Salam untuk teman-teman seumur hidup saya, Giulio, Berto, Pier Paolo; janji untuk bertemu lagi setelah 10 tahun, pada tahun 1977, di sarang mereka di bawah pohon beech besar; Harapan Tino itu “kota ini bisa menjadi titik awal yang baik untuk upaya yang gemilang”; akomodasi di sebuah gedung di Milan dengan penemuan “bahwa istana mirip dengan sebuah negara, di mana setiap orang mengetahui urusan orang lain. […] Bahkan kehidupan anak laki-laki pun serupa” dan kemudian, disorientasi pada hari pertama sekolah. “Sungguh mengintimidasi hanya dengan melihat gedung besar itu. Grey, untuk perubahan." Tawa tertahan dari teman-teman sekelas barunya menyambut ucapan "selamat pagi"-nya.
Natal pertama tiba di kota. “Dia akan memberikan semua jendela toko yang dihias di dunia sebagai imbalan atas pertarungan bola salju di bawah menara lonceng Monno”. Ujian kelas delapan dan pilihan SMA pun tiba. Tino memilih sekolah menengah klasik.“Dia ingin mempelajari masa lalu yang dia rasakan sebagai nostalgia yang aneh dan pedih. Masa lalu yang sempat dia lihat sekilas sebelum aspal dan beton menghapusnya selamanya." Teman-teman sekelas barunya di SMA Beccaria hampir semuanya adalah anak-anak dokter, pengacara, dan guru. Orangtuanya senang bahwa dia telah memilih sekolah yang "serius" untuk Tino: dengan demikian, mungkin, dia akan aman dari pemogokan dan kerusuhan yang mulai terjadi hampir di mana-mana.

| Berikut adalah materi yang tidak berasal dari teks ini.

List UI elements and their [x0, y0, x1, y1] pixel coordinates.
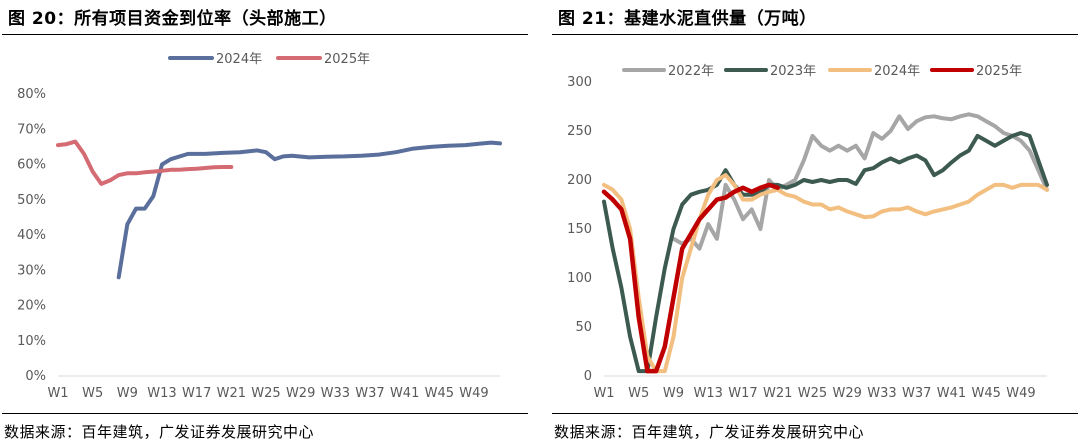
x-tick-label: W17 [182, 386, 211, 401]
legend-label-2023: 2023年 [770, 64, 816, 79]
x-tick-label: W13 [147, 386, 176, 401]
series-line-2025 [56, 139, 234, 186]
x-tick-label: W1 [47, 386, 68, 401]
x-tick-label: W13 [694, 386, 723, 401]
x-tick-label: W25 [251, 386, 280, 401]
x-tick-label: W9 [117, 386, 138, 401]
y-tick-label: 250 [567, 124, 592, 139]
x-tick-label: W45 [971, 386, 1000, 401]
y-tick-label: 40% [17, 228, 46, 243]
y-tick-label: 200 [567, 173, 592, 188]
series-line-2024 [116, 140, 502, 280]
x-tick-label: W29 [286, 386, 315, 401]
x-tick-label: W33 [867, 386, 896, 401]
x-tick-label: W41 [390, 386, 419, 401]
x-tick-label: W49 [1006, 386, 1035, 401]
x-tick-label: W17 [728, 386, 757, 401]
figure-21-title: 图 21：基建水泥直供量（万吨） [558, 9, 817, 29]
x-tick-label: W29 [833, 386, 862, 401]
y-tick-label: 300 [567, 75, 592, 90]
y-tick-label: 0 [584, 369, 592, 384]
series-line-2023 [602, 131, 1049, 374]
series-line-2025 [601, 182, 780, 374]
x-tick-label: W5 [628, 386, 649, 401]
legend-label-2022: 2022年 [668, 64, 714, 79]
legend-label-2024: 2024年 [874, 64, 920, 79]
x-tick-label: W45 [425, 386, 454, 401]
x-tick-label: W25 [798, 386, 827, 401]
title-divider [552, 34, 1078, 35]
y-tick-label: 30% [17, 263, 46, 278]
y-tick-label: 80% [17, 87, 46, 102]
x-tick-label: W21 [763, 386, 792, 401]
source-divider [2, 413, 528, 414]
y-tick-label: 10% [17, 334, 46, 349]
y-tick-label: 20% [17, 299, 46, 314]
x-tick-label: W5 [82, 386, 103, 401]
cement-supply-line-chart: 0 50 100 150 200 250 300 W1 W5 W9 W13 W17 W21 W25 W29 W… [567, 64, 1049, 401]
y-tick-label: 0% [25, 369, 46, 384]
y-tick-label: 50 [575, 320, 592, 335]
series-line-2024 [602, 173, 1049, 374]
title-divider [2, 34, 528, 35]
x-tick-label: W21 [217, 386, 246, 401]
x-tick-label: W41 [937, 386, 966, 401]
y-tick-label: 60% [17, 158, 46, 173]
legend-label-2024: 2024年 [216, 52, 262, 67]
x-tick-label: W37 [902, 386, 931, 401]
x-tick-label: W49 [459, 386, 488, 401]
y-tick-label: 150 [567, 222, 592, 237]
x-tick-label: W33 [321, 386, 350, 401]
figure-20-title: 图 20：所有项目资金到位率（头部施工） [8, 9, 337, 29]
series-line-2022 [671, 112, 1049, 251]
chart-panel-cement-supply: 图 21：基建水泥直供量（万吨） 0 50 100 150 200 250 300 W1 W5 W… [550, 0, 1080, 448]
source-divider [552, 413, 1078, 414]
legend-label-2025: 2025年 [976, 64, 1022, 79]
x-tick-label: W37 [355, 386, 384, 401]
y-tick-label: 100 [567, 271, 592, 286]
legend-label-2025: 2025年 [324, 52, 370, 67]
figure-21-source: 数据来源：百年建筑，广发证券发展研究中心 [554, 423, 865, 441]
figure-20-source: 数据来源：百年建筑，广发证券发展研究中心 [4, 423, 315, 441]
x-tick-label: W1 [593, 386, 614, 401]
y-tick-label: 50% [17, 193, 46, 208]
x-tick-label: W9 [663, 386, 684, 401]
chart-panel-funding-rate: 图 20：所有项目资金到位率（头部施工） 0% 10% 20% 30% 40% 50% 60… [0, 0, 530, 448]
funding-rate-line-chart: 0% 10% 20% 30% 40% 50% 60% 70% 80% W1 W5 W9 W13 W17 W2… [17, 52, 502, 401]
y-tick-label: 70% [17, 122, 46, 137]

Dia mulai mendengar, di sekolah, siswa yang “mereka berbicara tentang perjuangan melawan ketidakadilan, tentang kesetaraan, tentang hak-hak kaum miskin dan lemah, tentang perjuangan kelas”. Salah satu dari mereka, Piero, berusia lima belas tahun, yang mengenakan jaket hijau militer dan berbakat berbicara dengan cemerlang, mewakili semacam pemimpin protes di sekolah. “Mirip dengan Raja Midas, Piero memiliki bakat langka untuk mengubah semua yang dia katakan menjadi emas”. Kemudian Tino mengenal politik dan memasuki usia dewasa, sedangkan masa penyerangan dimulai di Milan. Maka, Tino mendapati dirinya berpartisipasi dalam kolektif dan demonstrasi, bersama dengan “kawan-kawannya”. “Mengatakan “kawan” lebih baik, karena itu berarti kita memiliki cita-cita hidup yang sama. “Teman” adalah istilah borjuis yang lemah.”
Namun di musim panas, Tino kembali ke Monno untuk bertemu kembali dengan teman-teman lamanya. Era “Mengikis patina emas yang telah menutupi dirinya selama sembilan bulan dan menemukan dirinya kembali”, seolah-olah dia tidak pernah pergi. “Milan adalah negeri yang kompleks, tempat peluang, eksperimen, bahkan mungkin kesalahan: Milan adalah dedaunan tanaman yang terombang-ambing oleh angin. Monno adalah akar tanaman itu, yang tertancap di tanah untuk selamanya." Milan juga piket di depan sekolah, gadis-gadis itu dibebaskan. Namun tidak semuanya. Ada satu, Sara, yang sepertinya menolak total angin inovasi yang bertiup di kota. “Sementara segalanya berputar-putar di sekitar mereka, dengan ide-ide baru, pertarungan, persahabatan, slogan-slogan, dan ketika mereka beralih dari masa pra-remaja ke dewasa muda, hanya Sara yang tetap sama, semakin berbeda dari yang lain”. Mungkin karena alasan inilah Toni terkejut. Baginya, Sara mewakili sebuah misteri yang sedikit demi sedikit ia coba ungkapkan. Sebenarnya gadis ini, “yang pada awalnya tampak begitu mudah untuk dimasukkan ke dalam suatu skema, selalu ada sesuatu yang hilang”.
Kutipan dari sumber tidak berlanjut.